On n’a jamais fait le lien avec Androcur. On me disait que c’était des migraines. Je me croyais “petite nature”, car en effet, si j’avais eu une semaine stressée (avec les partiels par exemple…), si j’étais trop fatiguée, si je loupais un repas… arrivé au samedi, je le passais au lit car mes maux de tête venaient avec des nausées, et je passais la journée au lit et à vomir. Incapable de faire quoique ce soit. Même un verre d’eau me faisait vomir, et donc je ne pouvais prendre aucun comprimé pour que les maux de tête passent.
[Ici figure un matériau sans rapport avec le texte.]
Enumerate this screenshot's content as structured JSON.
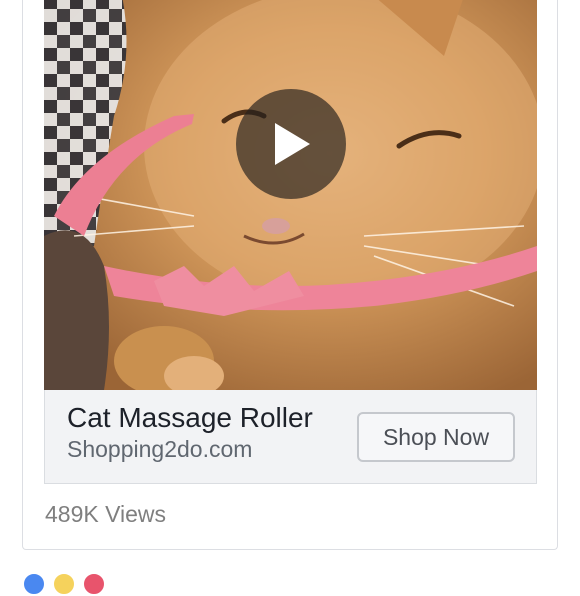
{
  "ad": {
    "title": "Cat Massage Roller",
    "domain": "Shopping2do.com",
    "cta_label": "Shop Now"
  },
  "stats": {
    "views": "489K Views"
  },
  "video": {
    "state": "paused",
    "play_icon": "play-icon"
  },
  "reactions": [
    {
      "icon": "like-icon",
      "color": "#4a88f0"
    },
    {
      "icon": "haha-icon",
      "color": "#f5d25c"
    },
    {
      "icon": "love-icon",
      "color": "#e8546c"
    }
  ]
}
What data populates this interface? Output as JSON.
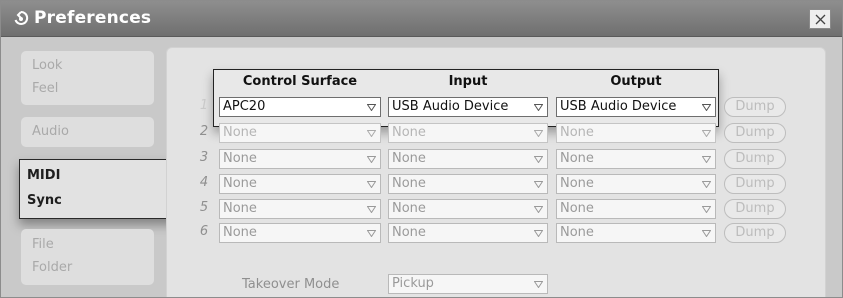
{
  "window": {
    "title": "Preferences"
  },
  "sidebar": {
    "items": [
      {
        "label": "Look"
      },
      {
        "label": "Feel"
      },
      {
        "label": "Audio"
      },
      {
        "label": "MIDI"
      },
      {
        "label": "Sync"
      },
      {
        "label": "File"
      },
      {
        "label": "Folder"
      }
    ]
  },
  "midi_table": {
    "headers": {
      "control_surface": "Control Surface",
      "input": "Input",
      "output": "Output"
    },
    "rows": [
      {
        "num": "1",
        "surface": "APC20",
        "input": "USB Audio Device",
        "output": "USB Audio Device",
        "dump": "Dump"
      },
      {
        "num": "2",
        "surface": "None",
        "input": "None",
        "output": "None",
        "dump": "Dump"
      },
      {
        "num": "3",
        "surface": "None",
        "input": "None",
        "output": "None",
        "dump": "Dump"
      },
      {
        "num": "4",
        "surface": "None",
        "input": "None",
        "output": "None",
        "dump": "Dump"
      },
      {
        "num": "5",
        "surface": "None",
        "input": "None",
        "output": "None",
        "dump": "Dump"
      },
      {
        "num": "6",
        "surface": "None",
        "input": "None",
        "output": "None",
        "dump": "Dump"
      }
    ]
  },
  "takeover": {
    "label": "Takeover Mode",
    "value": "Pickup"
  },
  "icons": {
    "title": "preferences-icon",
    "close": "close-icon",
    "dropdown": "chevron-down-icon"
  }
}
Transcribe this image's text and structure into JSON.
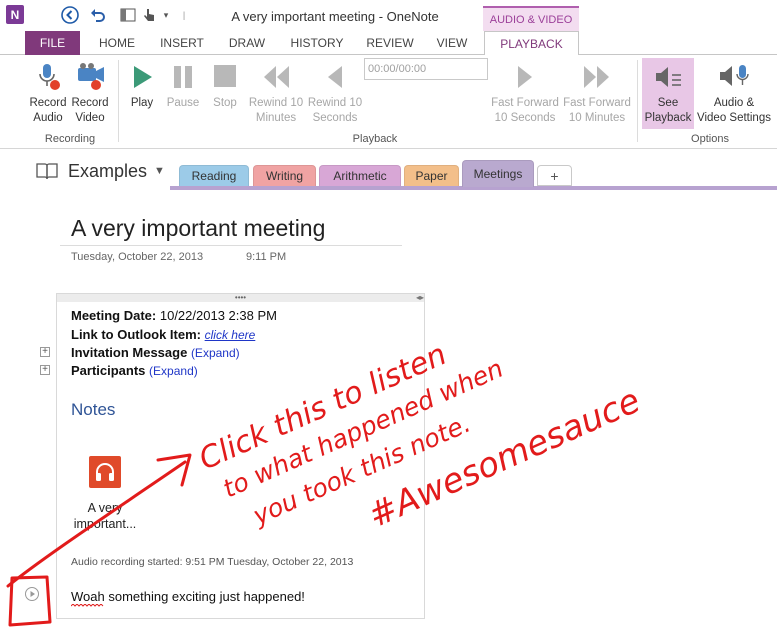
{
  "app": {
    "window_title": "A very important meeting - OneNote",
    "logo": "N"
  },
  "quick_access": [
    "back-icon",
    "undo-icon",
    "dock-icon",
    "touch-mode-icon",
    "customize-icon"
  ],
  "ribbon": {
    "context_tab_header": "AUDIO & VIDEO",
    "tabs": [
      "FILE",
      "HOME",
      "INSERT",
      "DRAW",
      "HISTORY",
      "REVIEW",
      "VIEW",
      "PLAYBACK"
    ],
    "active_tab": "PLAYBACK",
    "groups": {
      "recording": {
        "label": "Recording",
        "buttons": [
          {
            "l1": "Record",
            "l2": "Audio",
            "icon": "microphone-icon",
            "enabled": true
          },
          {
            "l1": "Record",
            "l2": "Video",
            "icon": "video-camera-icon",
            "enabled": true
          }
        ]
      },
      "playback": {
        "label": "Playback",
        "time": "00:00/00:00",
        "buttons": [
          {
            "l1": "Play",
            "l2": "",
            "icon": "play-icon",
            "enabled": true
          },
          {
            "l1": "Pause",
            "l2": "",
            "icon": "pause-icon",
            "enabled": false
          },
          {
            "l1": "Stop",
            "l2": "",
            "icon": "stop-icon",
            "enabled": false
          },
          {
            "l1": "Rewind 10",
            "l2": "Minutes",
            "icon": "rewind-icon",
            "enabled": false
          },
          {
            "l1": "Rewind 10",
            "l2": "Seconds",
            "icon": "rewind-seconds-icon",
            "enabled": false
          },
          {
            "l1": "Fast Forward",
            "l2": "10 Seconds",
            "icon": "fast-forward-seconds-icon",
            "enabled": false
          },
          {
            "l1": "Fast Forward",
            "l2": "10 Minutes",
            "icon": "fast-forward-icon",
            "enabled": false
          }
        ]
      },
      "options": {
        "label": "Options",
        "buttons": [
          {
            "l1": "See",
            "l2": "Playback",
            "icon": "see-playback-icon",
            "enabled": true,
            "selected": true
          },
          {
            "l1": "Audio &",
            "l2": "Video Settings",
            "icon": "audio-settings-icon",
            "enabled": true
          }
        ]
      }
    }
  },
  "notebook": {
    "name": "Examples",
    "sections": [
      {
        "label": "Reading",
        "color": "#9ccbe8"
      },
      {
        "label": "Writing",
        "color": "#f0a3a3"
      },
      {
        "label": "Arithmetic",
        "color": "#d8a7d6"
      },
      {
        "label": "Paper",
        "color": "#f3bf8a"
      },
      {
        "label": "Meetings",
        "color": "#b9a9cf",
        "active": true
      }
    ],
    "add_tab": "+"
  },
  "page": {
    "title": "A very important meeting",
    "date": "Tuesday, October 22, 2013",
    "time": "9:11 PM",
    "note": {
      "meeting_date_label": "Meeting Date:",
      "meeting_date_value": "10/22/2013 2:38 PM",
      "outlook_label": "Link to Outlook Item:",
      "outlook_link": "click here",
      "invitation_label": "Invitation Message",
      "participants_label": "Participants",
      "expand": "(Expand)",
      "notes_heading": "Notes",
      "audio_file_label_1": "A very",
      "audio_file_label_2": "important...",
      "audio_started": "Audio recording started: 9:51 PM Tuesday, October 22, 2013",
      "body_text": "Woah something exciting just happened!"
    }
  },
  "annotation": {
    "color": "#e21b1b",
    "line1": "Click this to listen",
    "line2": "to what happened when",
    "line3": "you took this note.",
    "line4": "#Awesomesauce"
  }
}
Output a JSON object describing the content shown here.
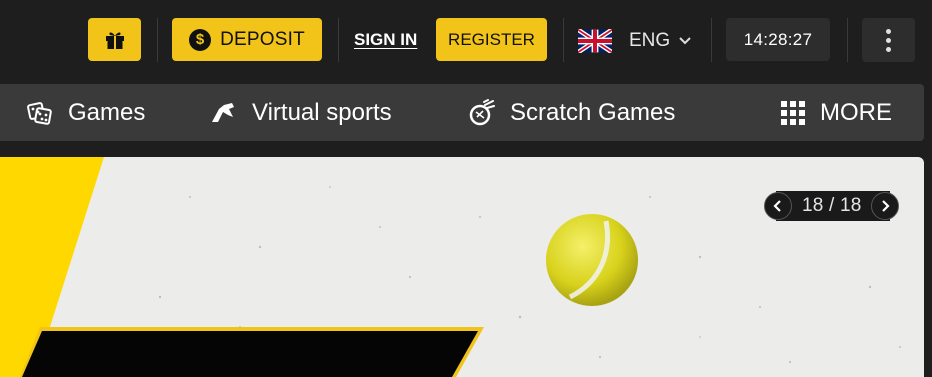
{
  "header": {
    "gift_icon": "gift-icon",
    "deposit_label": "DEPOSIT",
    "deposit_icon": "dollar-coin-icon",
    "signin_label": "SIGN IN",
    "register_label": "REGISTER",
    "language": {
      "label": "ENG",
      "flag_icon": "uk-flag-icon",
      "chevron_icon": "chevron-down-icon"
    },
    "clock": "14:28:27",
    "menu_icon": "kebab-menu-icon"
  },
  "nav": {
    "items": [
      {
        "label": "Games",
        "icon": "dice-icon"
      },
      {
        "label": "Virtual sports",
        "icon": "horse-icon"
      },
      {
        "label": "Scratch Games",
        "icon": "scratch-ball-icon"
      },
      {
        "label": "MORE",
        "icon": "grid-icon"
      }
    ]
  },
  "banner": {
    "slide_counter": "18 / 18",
    "prev_icon": "chevron-left-icon",
    "next_icon": "chevron-right-icon"
  },
  "colors": {
    "accent": "#f2c318",
    "background": "#1e1e1e",
    "nav_background": "#3a3a3a",
    "banner_background": "#ececea"
  }
}
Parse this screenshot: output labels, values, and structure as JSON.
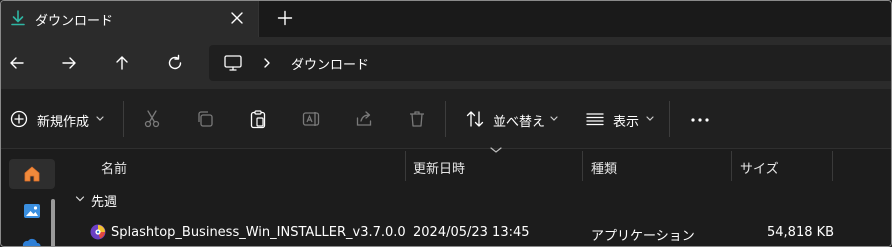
{
  "tab": {
    "title": "ダウンロード",
    "download_icon_color": "#2fb6a3",
    "close_icon": "close-icon",
    "new_tab_icon": "plus-icon"
  },
  "nav": {
    "back_icon": "arrow-left-icon",
    "forward_icon": "arrow-right-icon",
    "up_icon": "arrow-up-icon",
    "refresh_icon": "refresh-icon"
  },
  "address": {
    "location_icon": "monitor-icon",
    "crumb": "ダウンロード"
  },
  "commands": {
    "new_label": "新規作成",
    "sort_label": "並べ替え",
    "view_label": "表示",
    "more_icon": "more-icon",
    "icons": [
      "plus-circle-icon",
      "cut-icon",
      "copy-icon",
      "paste-icon",
      "rename-icon",
      "share-icon",
      "delete-icon",
      "sort-icon",
      "view-icon"
    ]
  },
  "columns": {
    "name": "名前",
    "date": "更新日時",
    "type": "種類",
    "size": "サイズ"
  },
  "groups": [
    {
      "label": "先週",
      "files": [
        {
          "name": "Splashtop_Business_Win_INSTALLER_v3.7.0.0",
          "date": "2024/05/23 13:45",
          "type": "アプリケーション",
          "size": "54,818 KB"
        }
      ]
    }
  ],
  "sidebar": {
    "icons": [
      "home-icon",
      "gallery-icon",
      "onedrive-icon"
    ]
  }
}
Donc oui cela ressemblait à des migraines. Mais pour diagnostiquer une migraine il faut faire un scanner, un IRM non ? A moi non, on ne m’en a jamais prescrit. C’est pas faute de l’avoir mentionné au généraliste, à la gynécologue, à l’endocrinologue (car j’ai aussi subi une ablation partielle de la tyroïde en 2012) et personne ne prenait au sérieux mes maux de tête, soit disant “migraines”.
Même mon généraliste, qui c’est vrai m’a toujours dit que Androcur ne devrait pas être pris comme contraceptif, mais il n’a jamais mentionné le risque de tumeur, ni même aucun risque.
Je continuais à croire ma gynécologue, qui était très convaincante, “cela fait 30 ans que je prescrit Androcur moi et ma collègue du cabinet, c’est une très bonne pilule, pas une grossesse en 30 ans…il ne faut pas écouter les généralistes, c’est moi qu’il faut écouter.” Voila ce que j’ai entendu pendant 10 ans.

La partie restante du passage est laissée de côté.